The proposed model is designed to have better feature representation and classification of the heart sound. It starts by employing traditional convolution layers to reduce the size of input images. The first traditional convolutional has a filter size of 5 × 5. Then it is followed by batch normalization and ReLU layers to speed up the training process and to avoid gradient vanishing issues. Both batch normalization and ReLU layers come after every single convolutional layer in the model. The second traditional convolutional has a filter size of 7 × 7. After the traditional convolution layers, three blocks of parallel have been employed to extract good features. Each block consists of three branches. Each branch has a convolutional layer followed by batch normalization and ReLU layers. The first convolutional layer in the first branch of all three blocks has a filter size of 3 × 3. The second convolutional layer in the second branch of all three blocks has a filter size of 5 × 5. The third convolutional layer in the third branch of all three blocks has a filter size of 7 × 7. The output of three branches is combined in the concatenation layer then it pushes to the next block. We have also used residual connections in blocks one and three for better feature representation. At the end of the model, an average pooling layer is added to reduce the dimensionality and decrease the effect of overfitting. Two fully connected layers have been added and between them, the dropout layer is to avoid overfitting issues. All heart sounds converted to signal images in the size of 512 × 512. We have divided the dataset into 70% for training and 30% for testing. The model has been trained with 100 epochs using MatLab as software and GPU as hardware. Figure 1 shows an example of a learned filter by the first convolutional layer while Fig. 2 shows the design of the proposed model.

Fig. 1.
figure 1

Example of the learned filter from the first convolutional layer.

Fig. 2.
figure 2

The proposed model structure.

4 Experimental Results

We have assessed the proposed models in terms of sensitivity, specificity, precision, MAcc as described in [11]. We have worked on PhysioNet 2016 datasets as mentioned earlier. We have compared the proposed model with previous methods that used the same dataset as listed in Table 1. It outperformed the previous methods by achieving a sensitivity of 89.51%, specificity of 97.48%, and MAcc of 93.49%. To improve the results further and to prove the ability of the proposed model in terms of feature extraction, we have used the extracted features by the proposed model to train the SVM classifier. the proposed model with SVM has achieved 91.44%, 97.89%, 94.66% for sensitivity, specificity, MAcc, respectively. The proposed model with the SVM classifier has improved the results due to the good features extracted by the proposed model.

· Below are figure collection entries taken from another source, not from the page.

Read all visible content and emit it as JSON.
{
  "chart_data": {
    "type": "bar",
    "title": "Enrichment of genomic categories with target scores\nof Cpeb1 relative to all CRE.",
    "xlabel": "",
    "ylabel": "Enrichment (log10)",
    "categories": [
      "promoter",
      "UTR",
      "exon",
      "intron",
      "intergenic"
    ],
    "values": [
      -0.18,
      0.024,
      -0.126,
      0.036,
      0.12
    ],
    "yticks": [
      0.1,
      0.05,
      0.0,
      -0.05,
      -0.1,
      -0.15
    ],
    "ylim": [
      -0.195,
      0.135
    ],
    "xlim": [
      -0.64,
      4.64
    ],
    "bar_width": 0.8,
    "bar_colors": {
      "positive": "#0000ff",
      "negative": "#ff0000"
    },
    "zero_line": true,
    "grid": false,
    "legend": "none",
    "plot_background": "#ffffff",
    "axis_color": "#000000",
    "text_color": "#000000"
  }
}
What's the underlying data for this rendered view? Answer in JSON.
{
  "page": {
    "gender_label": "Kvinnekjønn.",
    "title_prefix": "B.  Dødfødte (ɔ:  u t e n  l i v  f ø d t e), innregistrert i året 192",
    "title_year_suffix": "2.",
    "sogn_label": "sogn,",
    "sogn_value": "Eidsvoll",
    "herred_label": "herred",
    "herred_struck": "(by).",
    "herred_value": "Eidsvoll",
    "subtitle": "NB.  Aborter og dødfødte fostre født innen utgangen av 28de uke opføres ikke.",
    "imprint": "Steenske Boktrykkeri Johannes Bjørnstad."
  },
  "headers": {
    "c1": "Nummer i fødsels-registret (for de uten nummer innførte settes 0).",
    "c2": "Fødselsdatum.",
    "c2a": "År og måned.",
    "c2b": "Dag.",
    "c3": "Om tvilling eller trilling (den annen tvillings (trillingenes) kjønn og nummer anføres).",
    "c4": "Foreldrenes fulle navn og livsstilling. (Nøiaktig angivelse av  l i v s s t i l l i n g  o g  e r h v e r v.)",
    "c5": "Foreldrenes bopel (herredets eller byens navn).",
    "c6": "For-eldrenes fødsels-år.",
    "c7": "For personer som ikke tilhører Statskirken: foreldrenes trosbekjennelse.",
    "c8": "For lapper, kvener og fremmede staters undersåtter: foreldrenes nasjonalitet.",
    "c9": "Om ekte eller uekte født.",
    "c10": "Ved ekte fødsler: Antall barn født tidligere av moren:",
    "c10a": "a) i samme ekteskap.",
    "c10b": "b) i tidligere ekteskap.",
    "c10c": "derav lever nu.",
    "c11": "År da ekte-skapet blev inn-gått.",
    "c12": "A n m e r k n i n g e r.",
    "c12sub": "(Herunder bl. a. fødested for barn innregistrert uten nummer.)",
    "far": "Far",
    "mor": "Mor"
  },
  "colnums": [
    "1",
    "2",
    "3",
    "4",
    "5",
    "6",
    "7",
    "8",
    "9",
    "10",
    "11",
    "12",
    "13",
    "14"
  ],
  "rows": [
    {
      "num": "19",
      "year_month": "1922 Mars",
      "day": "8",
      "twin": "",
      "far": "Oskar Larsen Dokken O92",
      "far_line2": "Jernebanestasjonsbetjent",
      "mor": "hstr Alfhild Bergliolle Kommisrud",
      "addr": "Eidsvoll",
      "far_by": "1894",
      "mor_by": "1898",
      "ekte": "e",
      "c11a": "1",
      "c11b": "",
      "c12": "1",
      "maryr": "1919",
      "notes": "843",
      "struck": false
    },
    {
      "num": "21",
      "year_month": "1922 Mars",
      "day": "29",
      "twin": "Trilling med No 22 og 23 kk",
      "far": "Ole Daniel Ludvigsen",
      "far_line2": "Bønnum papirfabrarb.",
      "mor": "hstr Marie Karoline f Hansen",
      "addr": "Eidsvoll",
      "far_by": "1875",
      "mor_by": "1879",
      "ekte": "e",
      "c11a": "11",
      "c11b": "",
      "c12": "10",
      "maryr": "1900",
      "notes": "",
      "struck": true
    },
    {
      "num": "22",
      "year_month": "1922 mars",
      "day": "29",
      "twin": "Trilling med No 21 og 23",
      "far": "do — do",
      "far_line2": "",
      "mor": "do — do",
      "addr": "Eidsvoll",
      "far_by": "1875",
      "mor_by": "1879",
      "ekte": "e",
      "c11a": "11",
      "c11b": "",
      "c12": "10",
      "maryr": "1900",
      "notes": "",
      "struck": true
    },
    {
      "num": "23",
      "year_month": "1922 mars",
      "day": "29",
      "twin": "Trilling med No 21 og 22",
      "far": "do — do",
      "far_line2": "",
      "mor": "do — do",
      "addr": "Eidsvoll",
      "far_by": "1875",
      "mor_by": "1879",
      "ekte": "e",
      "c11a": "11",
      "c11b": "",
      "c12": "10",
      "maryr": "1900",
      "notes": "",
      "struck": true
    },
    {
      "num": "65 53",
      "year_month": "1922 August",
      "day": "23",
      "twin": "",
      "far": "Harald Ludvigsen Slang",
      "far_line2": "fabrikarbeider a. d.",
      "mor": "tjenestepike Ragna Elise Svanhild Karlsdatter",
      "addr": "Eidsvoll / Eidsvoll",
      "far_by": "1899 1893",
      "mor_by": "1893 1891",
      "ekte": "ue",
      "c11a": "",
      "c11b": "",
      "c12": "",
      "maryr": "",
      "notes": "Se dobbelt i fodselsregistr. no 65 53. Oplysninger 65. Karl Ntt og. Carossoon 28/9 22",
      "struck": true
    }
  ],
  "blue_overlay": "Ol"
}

Table 1. Performance comparison between methods using the same dataset.

We have tested some heart sound with the proposed model and effectively classified them correctly.

5 Conclusion

This paper presented a hybrid CNN model that combining multiple ideas including parallel convolutional layers and residual links for the task of automated classification of heart sound into normal and abnormal. The parallel convolutional layers have different filter sizes to obtain better feature representation. PhysioNet 2016 has been used in this work which is a very challenging dataset. Each heartbeat sound was converted to images then these images were utilized to train the proposed model. The proposed model has shown excellent results by achieving an accuracy of 93.49%. Furthermore, we have utilized the features that have been extracted by the proposed model to train the SVM classifier. The proposed model with SVM has achieved an accuracy of 94.66% which outperformed the previous methods. The proposed model has proved that it is effective in terms of feature extraction and classification. The plan is to use it to classify ECG heartbeats sound with the employment of transfer learning plus build it as a mobile application. as shown in Fig. 3.

Fig. 3.
figure 3

Heart sound is classified by the proposed model. The first row is abnormal cases, the second row is normal cases.